Röntgenkristallografie: Wie die Materie zusammenhängt
Sie ist eine der wichtigsten Methoden der modernen Wissenschaft, dennoch ist sie in der Öffentlichkeit weitgehend unbekannt: Die Röntgenkristallografie oder Röntgenstrukturanalyse erlaubt tiefe Einblicke in ganz verschiedene Arten von Materie. Mit ihr lässt sich aufklären, warum bestimmte Stahlsorten härter oder spröder sind als andere, welche Form bestimmte Proteine in unserem Körper haben oder wie ein Arzneimittel aussehen muss, das an diese Proteine andockt und dadurch beispielsweise Krebs bekämpft.
In diesem kunstvoll animierten Video gibt die Royal Institution of Great Britain einen schönen Überblick über dieses wichtige Stück Wissenschaftsgeschichte. Mit Hilfe dieser Methode wurde nicht nur die Struktur der DNA aufgedeckt, sie hat auch zu insgesamt 28 Nobelpreisen und unzähligen wissenschaftlichen Veröffentlichungen geführt.
Bei der Röntgenkristallografie kommen spezielle Teilchenbeschleuniger zum Einsatz. Im Gegensatz zu großen Teilchenbeschleunigern wie dem Large Hadron Collider beim CERN in Genf geht es hier aber nicht um die Suche nach neuen Teilchen oder Kräften, die die Welt im Innersten zusammenhalten. Stattdessen produzieren vor allem so genannte Synchrotrone und inzwischen auch Freie-Elektronen-Laser wie der gerade eingeweihte European XFEL bei Hamburg (siehe hierzu diesen Beitrag auf spektrum.de/video) eine starke und monochromatische Röntgenstrahlung, mit der sich alle möglichen Stoffe durchleuchten lassen.

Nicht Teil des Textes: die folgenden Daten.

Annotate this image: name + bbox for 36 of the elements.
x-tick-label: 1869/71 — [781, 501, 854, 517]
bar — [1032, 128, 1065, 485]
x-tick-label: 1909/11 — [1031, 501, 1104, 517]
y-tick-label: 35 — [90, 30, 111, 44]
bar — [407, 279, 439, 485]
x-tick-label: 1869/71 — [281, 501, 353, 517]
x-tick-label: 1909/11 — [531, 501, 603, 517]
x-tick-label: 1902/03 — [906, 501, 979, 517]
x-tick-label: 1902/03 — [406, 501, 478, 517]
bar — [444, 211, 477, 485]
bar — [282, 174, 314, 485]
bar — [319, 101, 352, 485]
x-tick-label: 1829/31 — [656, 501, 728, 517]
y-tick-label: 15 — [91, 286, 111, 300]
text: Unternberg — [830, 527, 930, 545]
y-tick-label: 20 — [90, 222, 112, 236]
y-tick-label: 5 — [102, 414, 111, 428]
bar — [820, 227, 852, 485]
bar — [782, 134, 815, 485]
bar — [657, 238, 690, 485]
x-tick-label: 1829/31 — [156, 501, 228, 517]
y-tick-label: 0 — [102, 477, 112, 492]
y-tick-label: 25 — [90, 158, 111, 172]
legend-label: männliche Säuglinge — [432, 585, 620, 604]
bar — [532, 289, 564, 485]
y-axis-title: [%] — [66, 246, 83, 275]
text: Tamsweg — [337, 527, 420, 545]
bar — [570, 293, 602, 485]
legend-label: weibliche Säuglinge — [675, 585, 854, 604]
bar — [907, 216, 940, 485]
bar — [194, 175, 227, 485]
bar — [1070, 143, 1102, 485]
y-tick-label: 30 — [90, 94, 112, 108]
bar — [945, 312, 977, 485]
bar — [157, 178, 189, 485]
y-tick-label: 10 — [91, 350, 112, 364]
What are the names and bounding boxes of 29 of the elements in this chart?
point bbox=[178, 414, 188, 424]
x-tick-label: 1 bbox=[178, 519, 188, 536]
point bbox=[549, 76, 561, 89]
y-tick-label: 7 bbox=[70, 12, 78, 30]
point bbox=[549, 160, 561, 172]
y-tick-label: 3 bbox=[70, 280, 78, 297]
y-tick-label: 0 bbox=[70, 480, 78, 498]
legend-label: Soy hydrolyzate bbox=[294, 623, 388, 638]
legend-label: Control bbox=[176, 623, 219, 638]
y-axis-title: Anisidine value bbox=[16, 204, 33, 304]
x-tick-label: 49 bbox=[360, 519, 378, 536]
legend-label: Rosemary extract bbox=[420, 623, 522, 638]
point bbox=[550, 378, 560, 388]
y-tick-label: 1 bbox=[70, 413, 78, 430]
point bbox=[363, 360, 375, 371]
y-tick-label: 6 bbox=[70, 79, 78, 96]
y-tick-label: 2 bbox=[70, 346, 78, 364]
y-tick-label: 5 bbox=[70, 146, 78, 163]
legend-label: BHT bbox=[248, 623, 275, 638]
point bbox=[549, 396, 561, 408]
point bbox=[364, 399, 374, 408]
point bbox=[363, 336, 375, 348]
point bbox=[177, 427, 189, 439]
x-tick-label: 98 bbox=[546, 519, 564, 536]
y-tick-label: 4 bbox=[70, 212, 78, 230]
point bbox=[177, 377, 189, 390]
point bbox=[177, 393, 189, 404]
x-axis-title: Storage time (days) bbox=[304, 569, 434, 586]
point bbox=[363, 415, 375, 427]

Aus der Analyse dieser Röntgenbilder lassen sich sehr viel mehr Informationen ziehen als aus normalen Röntgenuntersuchungen, wie man sie in der Medizin einsetzt. Das Geheimnis liegt darin, dass die eingesetzten Röntgenstrahlen durch ein strukturiertes Material laufen und dadurch Interferenzeffekte auftreten. Aus den Ablenkwinkeln dieser Beugungsmuster können Wissenschaftler etwa die exakte atomare Struktur eines Kristalls berechnen.
Mittlerweile ist die Technik auch dank der verfügbaren Computerpower so weit fortgeschritten, dass sich selbst komplexe biologische Moleküle aus vielen tausend Atomen dreidimensional aufschlüsseln lassen. Dafür muss man allerdings diese Riesenmoleküle zunächst zu einem sauber strukturierten Kristall zusammenfügen, was oftmals sehr schwierig ist. Es führt manchmal dazu, dass sich das Protein stark verändert und nicht mehr so aussieht wie im Organismus. Doch selbst in diesen Fällen kann man immerhin noch herausfinden, wie seine Struktur ungefähr beschaffen ist.
Und die Technik schreitet weiter voran. 2017 gelang es Forschern vom Deutschen Elektronen-Synchrotron (DESY) die so genannte serielle Röntgenkristallografie zu verbessern, bei der nicht ein einzelnes, sondern hundert bis hunderttausende sehr kleine Proteinkristalle durchleuchtet werden. Indem sie statt monochromatischem Röntgenlicht intensiveres polychromatisches Licht verwendeten, konnten sie die Struktur von Biomolekülen mit viel weniger Probenmaterial und kürzeren Belichtungszeiten als bislang erfassen (siehe hierzu auch eine Pressemitteilung des DESY). Durch die kürzeren Belichtungszeiten lassen sich nun auch am Synchrotron schnelle chemische Reaktionen und Enzymreaktionen erfassen.
Die aus der Physik stammende Technik hat also nicht nur historische Bedeutung. Sie ist aus der Biologie, der Medizin und den Materialwissenschaften inzwischen gar nicht mehr wegzudenken.